In every school over here, they have LAND lines (sorry, typo). I’m all for technology and embracing it, but clearly there are problems over there with paying attention.
When I went to school, there were no LAND lines and no one had mobiles and guess what, we learnt and never needed to call emergency services. BTW, I agree that the teacher should have been arrested, I can just see his reasons for trying to jam just his classroom.
I’ve actually deployed iPads in a private school and the kids actually use them as educational devices, but I could see how this could get out of control in a public school with kids who are less likely to want to learn vs surfing Facebook etc.
Well where ever “over here” is we’re talking about a teacher in the states with a unique set of challenges and threats
it falls to students to be respectful and teachers to be engaging.
the former is too funny
That’s why I got out of teaching, I had had enough…
“It falls…to teachers to be engaging.” Classrooms are environments intended for instruction under the sole direction of the teacher so assigned; it is not a students’ marketplace of amusements with which teachers need compete. Interestingly, the progression of such tech-related sloppiness in learning environments helps feed sloppiness of logic such as found in this quote.
So you think that teachers are little gods in their classroom with no onus on them at all to engage a student’s mind and get them interested in learning? They are simply there to direct and have absolute control over their pupils? LOL How out dated is your thinking on the subject? I don’t think teachers have had sole direction of a classroom since the early 1900’s. A classroom is under the supervision of a teacher but it’s direction is under the control of the local board of education, the state, the federal government and who knows how many other influences.

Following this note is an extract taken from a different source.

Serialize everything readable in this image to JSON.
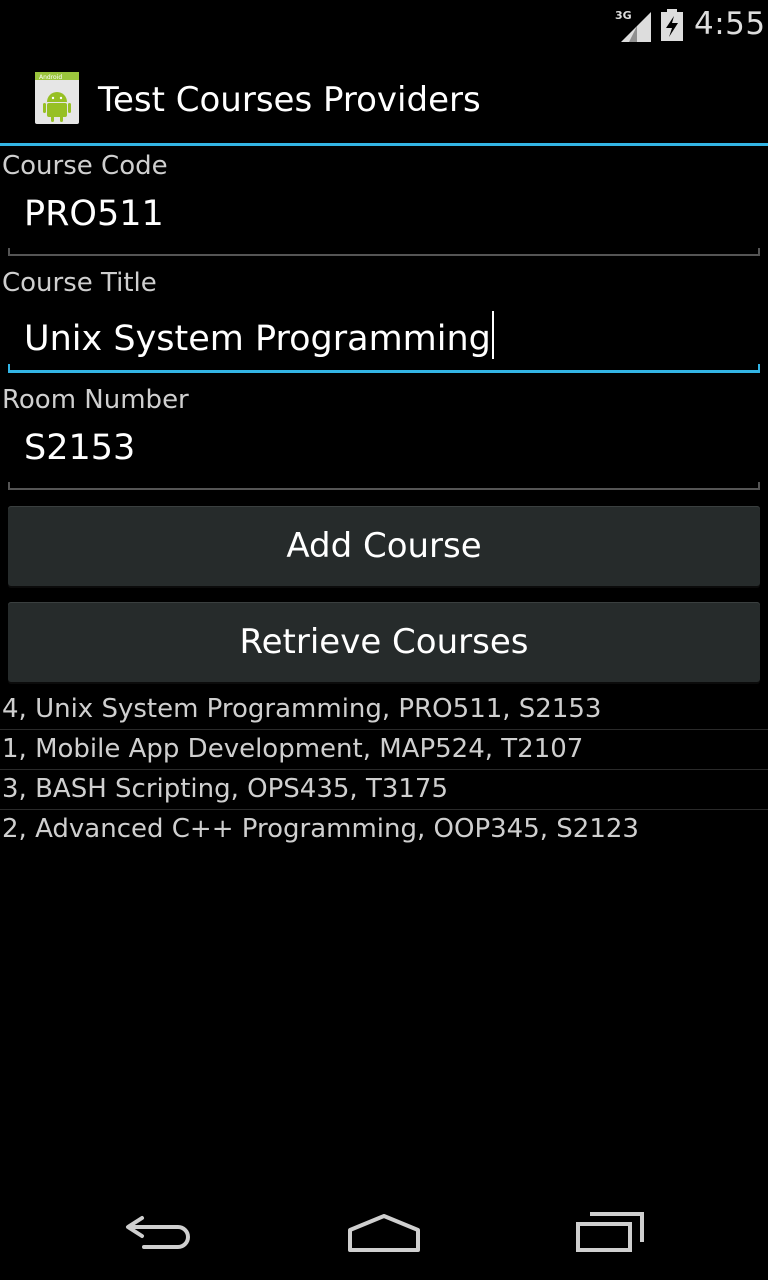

A teacher MUST be engaging, that is their responsibility. With or without phones if a teacher is not engaging the minds and attention of their students then the student will learn nothing. With or without a phone in their hand.
I find it telling and amusing that you refer to it as tech-related sloppiness in learning environments. You think that having a text book on an iPad that can be more instructive, more engaging and more likely to get a students attention and have them using it is sloppiness? Of course it’s not. And simply making a personal attack on the commenter to try to refute their statement shows your own lack of information in this area. Seems rather silly too since the commenter you attacked put the onus on both parties to perform their roles in the classroom together and didn’t simply single out teachers as the problem.

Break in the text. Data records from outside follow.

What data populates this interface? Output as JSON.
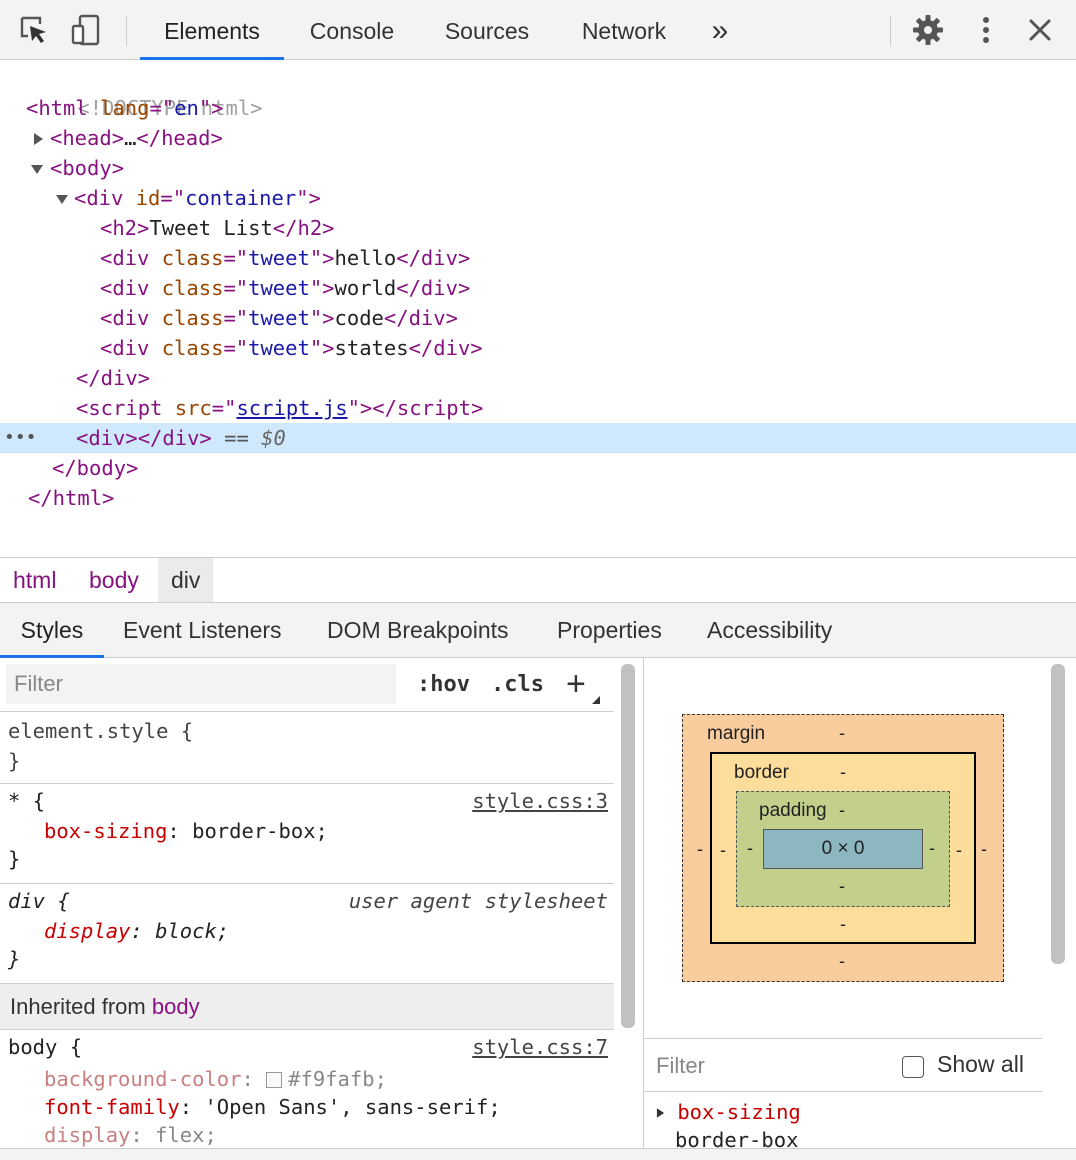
{
  "toolbar": {
    "tabs": [
      {
        "label": "Elements"
      },
      {
        "label": "Console"
      },
      {
        "label": "Sources"
      },
      {
        "label": "Network"
      }
    ],
    "more": "»"
  },
  "dom": {
    "doctype": "<!DOCTYPE html>",
    "lines": {
      "html_open": {
        "tag": "html",
        "attr": "lang",
        "val": "en"
      },
      "head": {
        "open": "<head>",
        "ellipsis": "…",
        "close": "</head>"
      },
      "body_open": "<body>",
      "div_container": {
        "tag": "div",
        "attr": "id",
        "val": "container"
      },
      "h2": {
        "open": "<h2>",
        "text": "Tweet List",
        "close": "</h2>"
      },
      "tweets": [
        {
          "attr": "class",
          "val": "tweet",
          "text": "hello"
        },
        {
          "attr": "class",
          "val": "tweet",
          "text": "world"
        },
        {
          "attr": "class",
          "val": "tweet",
          "text": "code"
        },
        {
          "attr": "class",
          "val": "tweet",
          "text": "states"
        }
      ],
      "div_close": "</div>",
      "script": {
        "attr": "src",
        "val": "script.js"
      },
      "selected": {
        "markup": "<div></div>",
        "suffix": " == ",
        "ref": "$0"
      },
      "body_close": "</body>",
      "html_close": "</html>"
    }
  },
  "breadcrumbs": [
    "html",
    "body",
    "div"
  ],
  "subtabs": [
    "Styles",
    "Event Listeners",
    "DOM Breakpoints",
    "Properties",
    "Accessibility"
  ],
  "styles": {
    "filter_placeholder": "Filter",
    "hov": ":hov",
    "cls": ".cls",
    "plus": "+",
    "element_style": {
      "selector": "element.style {",
      "close": "}"
    },
    "universal": {
      "selector": "* {",
      "source": "style.css:3",
      "props": [
        {
          "name": "box-sizing",
          "value": "border-box;"
        }
      ],
      "close": "}"
    },
    "div_ua": {
      "selector": "div {",
      "source": "user agent stylesheet",
      "props": [
        {
          "name": "display",
          "value": "block;"
        }
      ],
      "close": "}"
    },
    "inherited": {
      "label": "Inherited from",
      "tag": "body"
    },
    "body_rule": {
      "selector": "body {",
      "source": "style.css:7",
      "props": [
        {
          "name": "background-color",
          "value": "#f9fafb;",
          "swatch": "#f9fafb"
        },
        {
          "name": "font-family",
          "value": "'Open Sans', sans-serif;"
        },
        {
          "name": "display",
          "value": "flex;"
        }
      ]
    }
  },
  "box_model": {
    "margin_label": "margin",
    "border_label": "border",
    "padding_label": "padding",
    "dash": "-",
    "content": "0 × 0"
  },
  "computed": {
    "filter_placeholder": "Filter",
    "show_all": "Show all",
    "property": "box-sizing",
    "value": "border-box"
  },
  "colors": {
    "accent": "#1a73e8",
    "selected_row": "#cfe8fc",
    "tag": "#881280",
    "attr": "#994500",
    "attr_value": "#1a1aa6",
    "css_prop": "#c80000",
    "margin": "#f9cc9d",
    "border": "#fddd9b",
    "padding": "#c3d08b",
    "content": "#8cb6c0"
  }
}
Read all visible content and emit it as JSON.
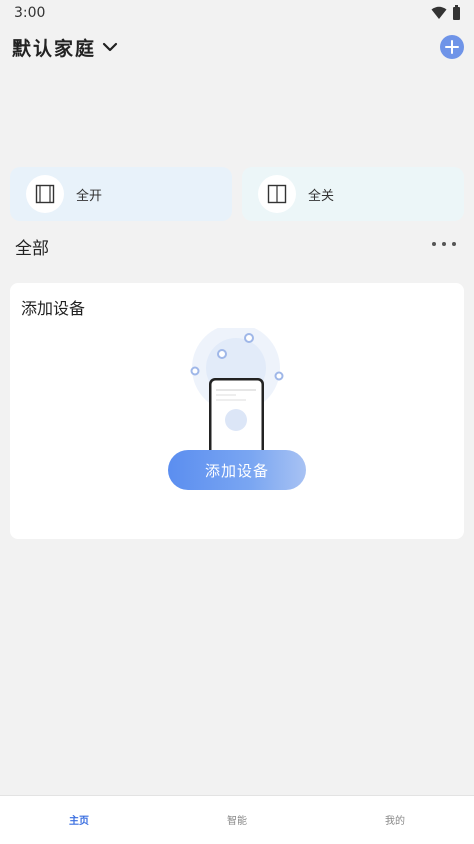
{
  "status_bar": {
    "time": "3:00"
  },
  "header": {
    "home_name": "默认家庭"
  },
  "scenes": [
    {
      "label": "全开"
    },
    {
      "label": "全关"
    }
  ],
  "section": {
    "title": "全部"
  },
  "device_card": {
    "title": "添加设备",
    "button_label": "添加设备"
  },
  "tab_bar": {
    "tabs": [
      {
        "label": "主页",
        "active": true
      },
      {
        "label": "智能",
        "active": false
      },
      {
        "label": "我的",
        "active": false
      }
    ]
  },
  "colors": {
    "accent": "#3b6fe0",
    "add_button": "#6f94e8",
    "scene_open_bg": "#e8f2fa",
    "scene_close_bg": "#ecf6f8"
  }
}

Perhaps you simply have a grudge against youth?
If there was a ban on cell phone use in class, were the students also punished?
The students didn’t violate federal law.
And with a jammer in place they couldn’t have used their phones so they couldn’t have broken school rules.

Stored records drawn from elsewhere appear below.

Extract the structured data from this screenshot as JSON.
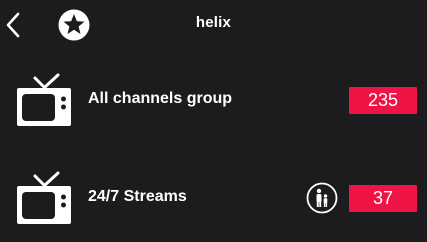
{
  "header": {
    "title": "helix",
    "back_icon": "back-chevron-icon",
    "favorite_icon": "star-icon"
  },
  "rows": [
    {
      "icon": "tv-icon",
      "label": "All channels group",
      "count": "235"
    },
    {
      "icon": "tv-icon",
      "label": "24/7 Streams",
      "count": "37",
      "extra_icon": "family-icon"
    }
  ],
  "colors": {
    "background": "#1c1c1e",
    "badge": "#f01446",
    "text": "#ffffff"
  }
}
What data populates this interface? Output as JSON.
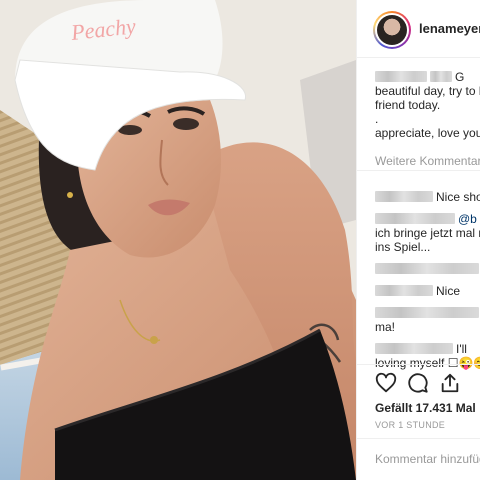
{
  "post": {
    "cap_text": "Peachy",
    "username": "lenameyerla",
    "likes": "Gefällt 17.431 Mal",
    "time": "VOR 1 STUNDE",
    "add_comment_placeholder": "Kommentar hinzufügen..."
  },
  "caption": {
    "suffix": "G",
    "line2": "beautiful day, try to b",
    "line3": "friend today.",
    "line4": ".",
    "line5": "appreciate, love your"
  },
  "more_comments": "Weitere Kommentar",
  "comments": {
    "c1_text": "Nice sho",
    "c2_mention": "@b",
    "c2_line2": "ich bringe jetzt mal m",
    "c2_line3": "ins Spiel...",
    "c4_text": "Nice",
    "c5_line2": "ma!",
    "c6_suffix": "I'll",
    "c6_line2": "loving myself ☐😜😊"
  },
  "icons": {
    "heart": "heart-icon",
    "comment": "comment-icon",
    "share": "share-icon"
  },
  "colors": {
    "cap": "#ffffff",
    "cap_text": "#f2a6a6",
    "mention": "#003569",
    "muted": "#999999"
  }
}
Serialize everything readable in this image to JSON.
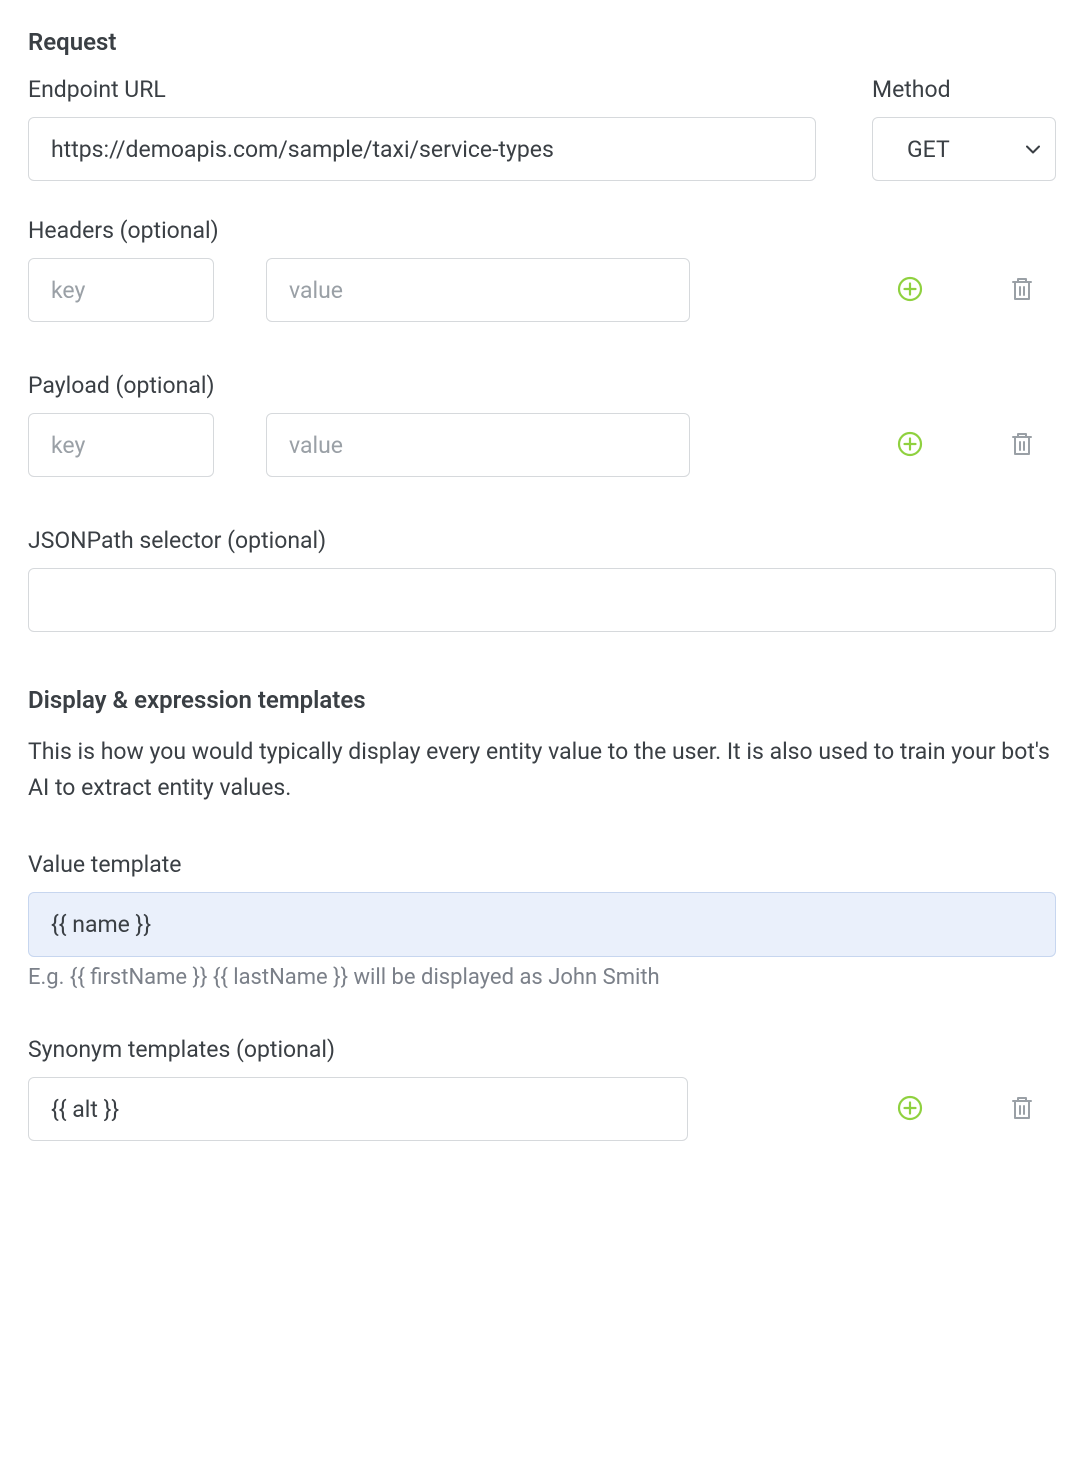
{
  "request": {
    "heading": "Request",
    "endpoint_label": "Endpoint URL",
    "endpoint_value": "https://demoapis.com/sample/taxi/service-types",
    "method_label": "Method",
    "method_value": "GET",
    "headers_label": "Headers (optional)",
    "headers_key_placeholder": "key",
    "headers_value_placeholder": "value",
    "payload_label": "Payload (optional)",
    "payload_key_placeholder": "key",
    "payload_value_placeholder": "value",
    "jsonpath_label": "JSONPath selector (optional)",
    "jsonpath_value": ""
  },
  "templates": {
    "heading": "Display & expression templates",
    "description": "This is how you would typically display every entity value to the user. It is also used to train your bot's AI to extract entity values.",
    "value_template_label": "Value template",
    "value_template_value": "{{ name }}",
    "value_template_hint": "E.g. {{ firstName }} {{ lastName }} will be displayed as John Smith",
    "synonym_label": "Synonym templates (optional)",
    "synonym_value": "{{ alt }}"
  },
  "colors": {
    "accent_green": "#8fd13f",
    "icon_gray": "#9aa0a6"
  }
}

The bottom line for me in this is simple. A teacher with some tech ability got lazy. Frustrated at not knowing how to get students attention he didn’t want to handle things by the rules or within the system so he jumped to overkill which violated the law. He should have been arrested.
He wasn’t just stoping use in his class or even the school, he was blocking a tower which can effect a rather large area and hundreds if not thousands of people. This is a large area to have no 911 available in the event of a car accident or medical emergency. People could have died because of his short sighted and illegal actions.